Porous nanoparticles deliver drug cocktails to tumors

(Nanowerk News) Melding nanotechnology and medical research, researchers from Sandia National Laboratories, the University of New Mexico, and the UNM Cancer Research and Treatment Center have produced an effective strategy that uses nanoparticles to treat tumors with a mélange of anticancer agents. This strategy relies on using silica nanoparticles honeycombed with cavities that can store large amounts and varieties of drugs loaded inside a lipid-based nanoparticle known as a liposome.
"The enormous capacity of the nanoporous core, with its high surface area, combined with the improved targeting of an encapsulating lipid bilayer, permits a single 'protocell' loaded with a drug cocktail to kill a drug-resistant cancer cell," says team leader Jeff Brinker, who is the co-principal investigator of the University of New Mexico Cancer Nanotechnology Platform Partnership. "That's a millionfold increase in efficiency over comparable methods employing liposomes alone — without nanoparticles — as drug carriers." Dr. Brinker and his team published the results of their work in the journal Nature Materials ("The targeted delivery of multicomponent cargos to cancer cells by nanoporous particle-supported lipid bilayers").
The nanoparticles and the surrounding cell-like membranes formed from liposomes create what the researchers call a protocell: the membrane seals in the deadly cargo and is modified with targeting molecules that bind specifically to receptors overexpressed on the cancer cell's surface. The nanoparticles provide stability to the supported membrane and release the therapeutic cargo within the cell.

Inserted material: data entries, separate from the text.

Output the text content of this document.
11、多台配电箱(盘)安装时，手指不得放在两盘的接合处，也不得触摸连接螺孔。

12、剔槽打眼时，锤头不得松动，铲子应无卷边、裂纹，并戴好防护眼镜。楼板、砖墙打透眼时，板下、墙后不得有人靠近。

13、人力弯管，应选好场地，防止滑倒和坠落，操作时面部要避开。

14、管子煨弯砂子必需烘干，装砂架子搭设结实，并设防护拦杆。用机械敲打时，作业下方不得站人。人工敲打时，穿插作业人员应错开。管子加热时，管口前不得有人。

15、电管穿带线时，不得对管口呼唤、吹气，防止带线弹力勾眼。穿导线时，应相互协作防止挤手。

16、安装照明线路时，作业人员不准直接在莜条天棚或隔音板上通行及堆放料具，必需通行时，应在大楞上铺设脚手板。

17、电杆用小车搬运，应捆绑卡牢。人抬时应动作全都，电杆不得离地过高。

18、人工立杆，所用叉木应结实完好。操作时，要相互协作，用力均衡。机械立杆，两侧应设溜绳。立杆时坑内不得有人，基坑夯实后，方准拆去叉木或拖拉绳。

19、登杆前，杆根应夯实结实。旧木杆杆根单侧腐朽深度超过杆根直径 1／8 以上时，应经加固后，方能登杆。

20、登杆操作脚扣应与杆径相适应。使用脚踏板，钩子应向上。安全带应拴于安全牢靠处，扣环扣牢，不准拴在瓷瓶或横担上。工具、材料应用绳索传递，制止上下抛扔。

A current Food and Drug Administration-approved nanoparticle delivery strategy is to use liposomes themselves to contain and deliver the cargo. In a head-to-head comparison of targeted liposomes and protocells with identical membrane and peptide compositions, Dr. Brinker and colleagues report that the greater cargo capacity, stability, and targeting efficacy of protocells leads to a drug formulation that is much more effective at killing human liver cancer cells.
Another advantage to protocells over liposomes alone is that it is far easier to load drugs into the porous nanoparticles than it is with liposomes. Loading drugs into liposomes requires complex strategies that boost the cost of making those formulations. In contrast, loading the porous nanoparticles can be done by simply soaking the nanoparticles in a drug solution. The liposome then serves as a shield that restricts toxic chemotherapy drugs from leaking from the nanoparticle until the protocell binds to the cancer cell. This means that only low levels of anticancer agents, at most, escape into the blood stream or attack other cells.